Investigating a protocol thread RTE

Below, you can read how you can find the root cause when the following alarm is shown in the Alarm Console:

Thread problem in SLProtocol.exe: [DriverName/DriverVersion] ElementName – Protocolthread

User skills required

  • Basic knowledge of connectors.
  • Basic knowledge of how to use DataMiner Cube.

What does this alarm mean?

This alarm indicates that the protocol thread that is used to execute polling or logical flows has stopped showing activity for a specific duration. By default, this duration is 15 minutes.

The protocol thread is used by the element in the error and has an impact on the SLProtocol process that is running it. This can lead to other elements failing to perform polling or logical flows. This is indicated with "(+ x Pending)" at the end of the error message.

Investigation

  1. Confirm if the indicated element is really the first element for which the protocol thread stopped showing activity.

    1. In DataMiner Cube, go to System Center > Logging > DataMiner, and check the Watchdog log (see DataMiner logging).
    2. Search for the first indication of an RTE (i.e. search for "count = 1").
  2. Verify if the RTE is switching between active and cleared.

    • If this is the case, it means an operation is taking longer than 15 minutes (or 7.5 min for a half-open RTE).
  3. Request the pending calls for this element via the SLNetClientTest tool (see How to retrieve protocol pending calls).

    • This is only useful if the error is still active.
    • This will indicate the amount of time a specific component in the connector is busy.
    • The group component that indicates the largest amount of time, longer than 15 minutes (or 7.5 for a half-open RTE), is the one blocking the activity on the protocol thread.

Resolving the issue

Verify the logic linked to the long-running group in the protocol definition. Either this group is taking a long time to fully finish or it is stuck, for example because of the malfunctioning of a (third-party) software component responsible for retrieving data from the data source.

As a rule of thumb, a group is finished when:

  • The content of the group is fully executed. For example, all data has been received for each request in the group.
  • All linked logic is fully executed. For example, a calculation that needs to be done after data has been received.

Use DataMiner Integration Studio to navigate through the defined logic linked to the detected group.

A poorly designed definition can have a cascade of linked logic. The longer the chain, the longer the group that initiated the first step will block the protocol thread.

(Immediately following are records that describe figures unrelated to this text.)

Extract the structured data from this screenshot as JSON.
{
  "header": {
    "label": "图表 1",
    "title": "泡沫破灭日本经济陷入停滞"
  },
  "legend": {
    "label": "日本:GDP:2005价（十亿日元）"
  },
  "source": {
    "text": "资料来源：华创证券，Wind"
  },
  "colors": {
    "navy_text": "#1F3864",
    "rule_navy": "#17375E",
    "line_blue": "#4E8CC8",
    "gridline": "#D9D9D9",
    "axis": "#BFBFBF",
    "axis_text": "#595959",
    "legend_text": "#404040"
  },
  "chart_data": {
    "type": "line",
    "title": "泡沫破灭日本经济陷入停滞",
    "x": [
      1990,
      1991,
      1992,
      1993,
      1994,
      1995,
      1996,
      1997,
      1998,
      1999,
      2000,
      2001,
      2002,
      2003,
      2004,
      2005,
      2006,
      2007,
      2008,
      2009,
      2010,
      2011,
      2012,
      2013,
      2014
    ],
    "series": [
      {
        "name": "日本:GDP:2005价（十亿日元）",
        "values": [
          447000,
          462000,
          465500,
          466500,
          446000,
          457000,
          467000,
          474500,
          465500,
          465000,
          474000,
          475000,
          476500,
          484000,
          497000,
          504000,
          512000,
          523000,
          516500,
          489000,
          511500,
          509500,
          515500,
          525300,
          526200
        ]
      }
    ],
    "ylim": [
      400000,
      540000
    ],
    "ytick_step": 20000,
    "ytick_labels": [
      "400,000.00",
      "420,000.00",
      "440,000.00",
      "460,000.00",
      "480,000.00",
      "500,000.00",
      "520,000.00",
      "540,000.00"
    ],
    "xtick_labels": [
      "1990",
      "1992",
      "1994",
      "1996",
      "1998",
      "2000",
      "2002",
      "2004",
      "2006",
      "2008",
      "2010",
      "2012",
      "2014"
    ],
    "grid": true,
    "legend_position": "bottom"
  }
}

To avoid this, break the chain by executing the logical flow via a new group. Polling of data depends on the communication speed and on the amount of info to retrieve. A large polling operation and even logical steps in a big workflow are best taken care of in different chunks.

Total estimated time

While investigating the issue should only take about 15 minutes, the time to resolve the issue depends on the complexity of the protocol involved, and can therefore vary a lot.